Professor I most admire and why: I am fortunate to have met many remarkable professors. One that has had a great influence on my education and career is Professor Silvia Gilardi, who supervised my master’s dissertation and was the first to suggest I apply for a doctoral program. Her course was highly experiential, and I still remember how her assessment center simulation helped me prepare for job interviews after graduation. Her passion for teaching and mentoring young people is impressive – it is something I have always admired in her and hope to instill in my students as well.
TEACHING MBA STUDENTS
What do you enjoy most about teaching business students? I enjoy when students bring their background to the classroom and share their experiences – successful and less successful – with others. We have a very diverse student body at INSEAD, and these different perspectives contribute to an exceptionally vibrant class discussion.
What is most challenging? When students are absent or do not participate in class discussion, especially when classes were fully virtual.
In one word, describe your favorite type of student: Curious
In one word, describe your least favorite type of student: Distracted
When it comes to grading, I think students would describe me as… Fair
LIFE OUTSIDE OF THE CLASSROOM
What are your hobbies? Food, photography, fitness, and art.
How will you spend your summer? This summer, I am planning to finalize some research projects and attend my first in-person academic conference after the pandemic. I will also take time off to travel with my family.
Favorite place(s) to vacation: I recently fell in love with road trips during holidays in California and Connecticut. They are a great way to get a bit of everything – from seeing small towns, to enjoying nature and discovering roadside restaurants.
Favorite book(s): I have been a bookworm since I was a child so it’s hard to pick. My top 5 includes ‘The Master and Margarita’ (by Bulgakov), ‘And then there were none’ (by Christie), ‘Land of Glass’ (by Baricco), ‘The Temple of the Golden Pavillion’ (by Mishima), ‘Pride and Prejudice’ (by Austen).

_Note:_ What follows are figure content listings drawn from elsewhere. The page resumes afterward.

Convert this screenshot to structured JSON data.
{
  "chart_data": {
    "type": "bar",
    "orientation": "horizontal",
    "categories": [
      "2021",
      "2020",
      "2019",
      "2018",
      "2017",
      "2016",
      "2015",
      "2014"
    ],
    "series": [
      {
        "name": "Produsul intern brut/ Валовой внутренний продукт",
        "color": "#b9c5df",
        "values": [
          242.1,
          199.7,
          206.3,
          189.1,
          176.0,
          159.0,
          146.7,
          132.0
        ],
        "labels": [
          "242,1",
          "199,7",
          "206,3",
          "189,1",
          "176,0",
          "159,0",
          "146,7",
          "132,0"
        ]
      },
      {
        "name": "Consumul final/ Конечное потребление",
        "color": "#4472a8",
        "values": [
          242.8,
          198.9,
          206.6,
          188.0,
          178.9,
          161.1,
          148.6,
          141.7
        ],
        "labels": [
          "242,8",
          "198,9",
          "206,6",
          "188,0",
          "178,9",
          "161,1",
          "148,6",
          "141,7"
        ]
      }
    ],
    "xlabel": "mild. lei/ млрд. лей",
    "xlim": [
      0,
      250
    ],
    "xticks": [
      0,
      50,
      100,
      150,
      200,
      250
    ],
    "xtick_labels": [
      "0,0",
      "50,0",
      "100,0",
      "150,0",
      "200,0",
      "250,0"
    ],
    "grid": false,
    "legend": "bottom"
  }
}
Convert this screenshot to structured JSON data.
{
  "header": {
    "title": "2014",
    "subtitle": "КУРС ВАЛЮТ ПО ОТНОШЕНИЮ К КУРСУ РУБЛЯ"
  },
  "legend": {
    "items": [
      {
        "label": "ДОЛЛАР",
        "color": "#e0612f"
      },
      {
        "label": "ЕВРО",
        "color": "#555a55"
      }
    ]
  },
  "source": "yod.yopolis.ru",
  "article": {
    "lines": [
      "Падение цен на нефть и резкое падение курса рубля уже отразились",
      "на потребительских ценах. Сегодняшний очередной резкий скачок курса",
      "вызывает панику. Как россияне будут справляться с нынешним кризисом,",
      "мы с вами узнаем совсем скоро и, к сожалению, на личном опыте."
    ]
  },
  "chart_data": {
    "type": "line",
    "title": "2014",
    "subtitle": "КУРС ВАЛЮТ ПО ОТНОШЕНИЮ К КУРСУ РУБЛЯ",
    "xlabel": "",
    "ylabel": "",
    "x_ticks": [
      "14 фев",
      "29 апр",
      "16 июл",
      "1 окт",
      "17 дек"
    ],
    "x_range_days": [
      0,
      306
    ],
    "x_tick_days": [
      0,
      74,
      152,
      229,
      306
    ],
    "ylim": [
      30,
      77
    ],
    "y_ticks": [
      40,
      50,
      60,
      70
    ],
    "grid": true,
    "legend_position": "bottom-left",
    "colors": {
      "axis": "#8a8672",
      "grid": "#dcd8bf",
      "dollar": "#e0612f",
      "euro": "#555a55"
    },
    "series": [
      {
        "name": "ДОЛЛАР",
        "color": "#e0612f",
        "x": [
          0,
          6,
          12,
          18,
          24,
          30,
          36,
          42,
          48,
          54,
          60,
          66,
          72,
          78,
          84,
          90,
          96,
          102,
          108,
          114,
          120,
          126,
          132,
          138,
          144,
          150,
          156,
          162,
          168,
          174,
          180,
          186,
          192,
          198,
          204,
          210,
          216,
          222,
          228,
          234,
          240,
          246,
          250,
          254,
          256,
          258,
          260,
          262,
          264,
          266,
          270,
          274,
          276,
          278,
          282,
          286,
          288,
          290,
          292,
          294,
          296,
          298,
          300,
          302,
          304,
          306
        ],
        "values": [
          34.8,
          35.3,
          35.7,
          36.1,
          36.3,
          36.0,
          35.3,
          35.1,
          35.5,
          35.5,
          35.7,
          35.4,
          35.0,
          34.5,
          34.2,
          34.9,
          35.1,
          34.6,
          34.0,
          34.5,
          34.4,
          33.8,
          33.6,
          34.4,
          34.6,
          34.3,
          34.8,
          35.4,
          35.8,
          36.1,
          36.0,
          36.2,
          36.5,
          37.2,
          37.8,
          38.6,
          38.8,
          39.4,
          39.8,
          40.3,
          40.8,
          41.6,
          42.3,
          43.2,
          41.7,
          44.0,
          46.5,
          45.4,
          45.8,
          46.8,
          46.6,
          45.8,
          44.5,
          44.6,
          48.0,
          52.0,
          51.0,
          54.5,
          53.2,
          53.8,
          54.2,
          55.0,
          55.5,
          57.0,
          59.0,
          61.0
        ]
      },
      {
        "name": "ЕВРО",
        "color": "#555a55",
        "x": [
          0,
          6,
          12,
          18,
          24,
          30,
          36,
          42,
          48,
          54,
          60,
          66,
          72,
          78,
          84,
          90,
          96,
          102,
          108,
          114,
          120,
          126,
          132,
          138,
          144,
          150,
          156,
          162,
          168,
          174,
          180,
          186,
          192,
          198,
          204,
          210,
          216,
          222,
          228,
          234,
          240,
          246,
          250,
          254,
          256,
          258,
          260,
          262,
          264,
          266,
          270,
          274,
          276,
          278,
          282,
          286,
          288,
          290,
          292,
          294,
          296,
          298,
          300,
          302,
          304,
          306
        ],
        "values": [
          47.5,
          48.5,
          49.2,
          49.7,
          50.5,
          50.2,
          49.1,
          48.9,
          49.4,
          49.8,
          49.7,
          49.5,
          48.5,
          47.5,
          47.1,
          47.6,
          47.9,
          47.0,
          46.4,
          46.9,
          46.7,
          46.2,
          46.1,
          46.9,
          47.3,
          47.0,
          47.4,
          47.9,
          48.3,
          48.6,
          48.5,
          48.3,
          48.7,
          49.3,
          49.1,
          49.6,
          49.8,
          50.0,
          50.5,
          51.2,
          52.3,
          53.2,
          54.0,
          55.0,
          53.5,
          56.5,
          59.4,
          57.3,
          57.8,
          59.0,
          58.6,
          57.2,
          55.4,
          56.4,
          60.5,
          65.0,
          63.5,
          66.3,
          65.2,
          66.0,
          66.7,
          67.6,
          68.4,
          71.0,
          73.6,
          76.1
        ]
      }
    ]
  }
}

What is currently your favorite movie and/or show and what is it about the film or program that you enjoy so much? My favorite movie is ‘About Time’ by Richard Curtis. I love this movie because it is fun yet touching and made me reflect about what I value and appreciate in life. It is also beautifully filmed, and the soundtrack is great.
What is your favorite type of music or artist(s) and why? I pick different music genres depending on my mood to complement what I am doing. I usually listen to Jazz (especially Ella Fitzgerald) on weekends when I am at home, Pop (currently listening to Khalid a lot) when I am getting ready to go out, Rock (Queen) when I am pottering around or trying to work out.
THOUGHTS AND REFLECTIONS
If I had my way, the business school of the future would have much more of this… a continuous dialogue between researchers and practitioners. There is great research in academia that could help address important challenges for companies and societies – but these studies often don’t inform the choices companies and policymakers make. Likewise, companies and policymakers often face questions that academics are not currently examining, but that are highly relevant. Both academia and practice have so much to gain by establishing an ongoing dialogue.
In my opinion, companies and organizations today need to do a better job at… preparing individuals for an unpredictable future. The recent years have shown us that market conditions and work practices can abruptly change. Agility in these times has been important – it is a mindset and a skill that can be developed, and organizations should foster environment that allows their people to embrace and be comfortable with change.
I’m grateful for… more things that can be mentioned here. But especially the support and encouragement from my family and my friends.